Jetzt dauert es nicht mehr lange, dann steht er fest: der Formel-1-Weltmeister 2008, der Nachfolger von Kimi Räikkönen. Kandidaten gibt es nur noch zwei: Lewis Hamilton und Felipe Massa. Mal wieder heißt es: McLaren gegen Ferrari. Die Ausgangssituation ist eindeutig: Hamilton führt mit sieben Punkten Vorsprung, ihm würde ein fünfter Platz zum Titelgewinn reichen.

"Ferrari darf gerne einen Doppelsieg holen", sagt Teamchef Ron Dennis. Jedenfalls so lange sein Fahrer mindestens vier Punkte mitnimmt. Allerdings hat McLaren neben dem Fahrer-Titel auch die Konstrukteurswertung noch im Auge - und da wäre ein Doppelsieg der Roten mit dem Titelgewinn gleichzusetzen, denn dort führt Ferrari mit 156:145 Punkten.

Die Fehlerquote

"Niemand darf in Brasilien einen Fehler machen", weiß Martin Whitmarsh. "Wir haben 7 Punkte Vorsprung, aber wir wissen, dass es trotzdem schief gehen kann." Das hat die Vorsaison gezeigt, da verspielte Hamilton genau diesen Vorsprung an Ort und Stelle in Brasilien. Noch mehr Fehler begingen beide Titelkandidaten in dieser Saison, weswegen manche Fahrerlagervertreter sich sogar fragen, ob überhaupt einer von beiden ein würdiger Weltmeister wäre?

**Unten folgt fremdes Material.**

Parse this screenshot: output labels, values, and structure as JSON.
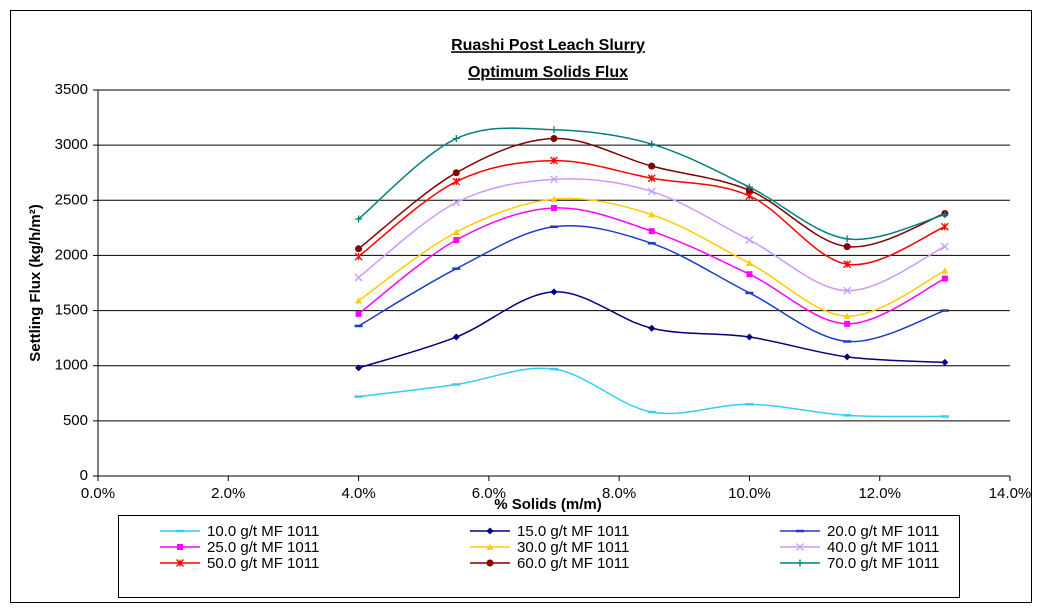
{
  "chart_data": {
    "type": "line",
    "title": [
      "Ruashi Post Leach Slurry",
      "Optimum Solids Flux"
    ],
    "x_label": "% Solids (m/m)",
    "y_label": "Settling Flux (kg/h/m²)",
    "x": [
      4,
      5.5,
      7,
      8.5,
      10,
      11.5,
      13
    ],
    "xlim": [
      0,
      14
    ],
    "xticks": [
      {
        "value": 0,
        "label": "0.0%"
      },
      {
        "value": 2,
        "label": "2.0%"
      },
      {
        "value": 4,
        "label": "4.0%"
      },
      {
        "value": 6,
        "label": "6.0%"
      },
      {
        "value": 8,
        "label": "8.0%"
      },
      {
        "value": 10,
        "label": "10.0%"
      },
      {
        "value": 12,
        "label": "12.0%"
      },
      {
        "value": 14,
        "label": "14.0%"
      }
    ],
    "ylim": [
      0,
      3500
    ],
    "yticks": [
      0,
      500,
      1000,
      1500,
      2000,
      2500,
      3000,
      3500
    ],
    "grid": true,
    "smooth": true,
    "legend": "bottom",
    "series": [
      {
        "name": "10.0 g/t MF 1011",
        "color": "#33ccff",
        "marker": "dash",
        "values": [
          720,
          830,
          970,
          580,
          650,
          550,
          540
        ]
      },
      {
        "name": "15.0 g/t MF 1011",
        "color": "#000080",
        "marker": "diamond",
        "values": [
          980,
          1260,
          1670,
          1340,
          1260,
          1080,
          1030
        ]
      },
      {
        "name": "20.0 g/t MF 1011",
        "color": "#1a3cc8",
        "marker": "dash",
        "values": [
          1360,
          1880,
          2260,
          2110,
          1660,
          1220,
          1500
        ]
      },
      {
        "name": "25.0 g/t MF 1011",
        "color": "#ff00ff",
        "marker": "square",
        "values": [
          1470,
          2140,
          2430,
          2220,
          1830,
          1380,
          1790
        ]
      },
      {
        "name": "30.0 g/t MF 1011",
        "color": "#ffcc00",
        "marker": "triangle",
        "values": [
          1590,
          2210,
          2510,
          2370,
          1930,
          1450,
          1860
        ]
      },
      {
        "name": "40.0 g/t MF 1011",
        "color": "#cc99ff",
        "marker": "x",
        "values": [
          1800,
          2480,
          2690,
          2580,
          2140,
          1680,
          2080
        ]
      },
      {
        "name": "50.0 g/t MF 1011",
        "color": "#ff0000",
        "marker": "star",
        "values": [
          1990,
          2670,
          2860,
          2700,
          2540,
          1920,
          2260
        ]
      },
      {
        "name": "60.0 g/t MF 1011",
        "color": "#800000",
        "marker": "circle",
        "values": [
          2060,
          2750,
          3060,
          2810,
          2590,
          2080,
          2380
        ]
      },
      {
        "name": "70.0 g/t MF 1011",
        "color": "#008080",
        "marker": "plus",
        "values": [
          2330,
          3060,
          3140,
          3010,
          2620,
          2150,
          2370
        ]
      }
    ]
  }
}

Hamilton tritt vor dem Finale erneut auf die Bremse. Wie vor den letzten beiden Rennen beschwört er Ruhe und Gelassenheit. "Zwar muss ich diesen Grand Prix nicht gewinnen, dennoch will ich die bestmögliche Leistung zeigen", sagt er. In Shanghai ist ihm das gelungen, er dominierte das gesamte Wochenende. Eine Woche zuvor in Japan versagten die Nerven, er wollte zu viel und kassierte dafür die Quittung - auf dem Punktekonto und in den Medien.

Die beste Lösung wäre ein Rennen wie in Shanghai, meint Norbert Haug. "Wenn man ganz vorne steht und dann das Rennen kontrolliert, ist das der schönste Weg, aber ich kann keinen Sieg ankündigen." Dafür kündigt Dennis ein spannendes Rennen an. "Aber wir werden versuchen, es für alle langweilig zu machen."

In Silverstone stellte Massa einen neuen Dreherrekord auf., Foto: Sutton
In Silverstone stellte Massa einen neuen Dreherrekord auf., Foto: Sutton

Felipe Massa geht sein Heimrennen ebenfalls ruhig an, sagt er zumindest. "Ich muss mich nur darauf konzentrieren, das Rennen am Sonntag zu gewinnen, hoffentlich mit meinem Teamkollegen auf Platz 2." Alles andere liege außerhalb seines Einflussbereichs. "Deshalb denke ich nur ans Gewinnen."

Die Strecke

Für einen Sieg benötigen beide Titelanwärter ein schnelles Auto. "Die Autos sind gleichwertig", sagt Christian Danner. Allerdings nicht ohne darauf hinzuweisen, dass die Leistung der Boliden in diesem Jahr von Strecke zu Strecke schwankte. In China gestand sogar Ferrari-Teamchef Stefano Domenicali, dass Hamilton in einer eigenen Liga gefahren sei. "Wir konnten nicht einmal daran denken, ihn anzugreifen."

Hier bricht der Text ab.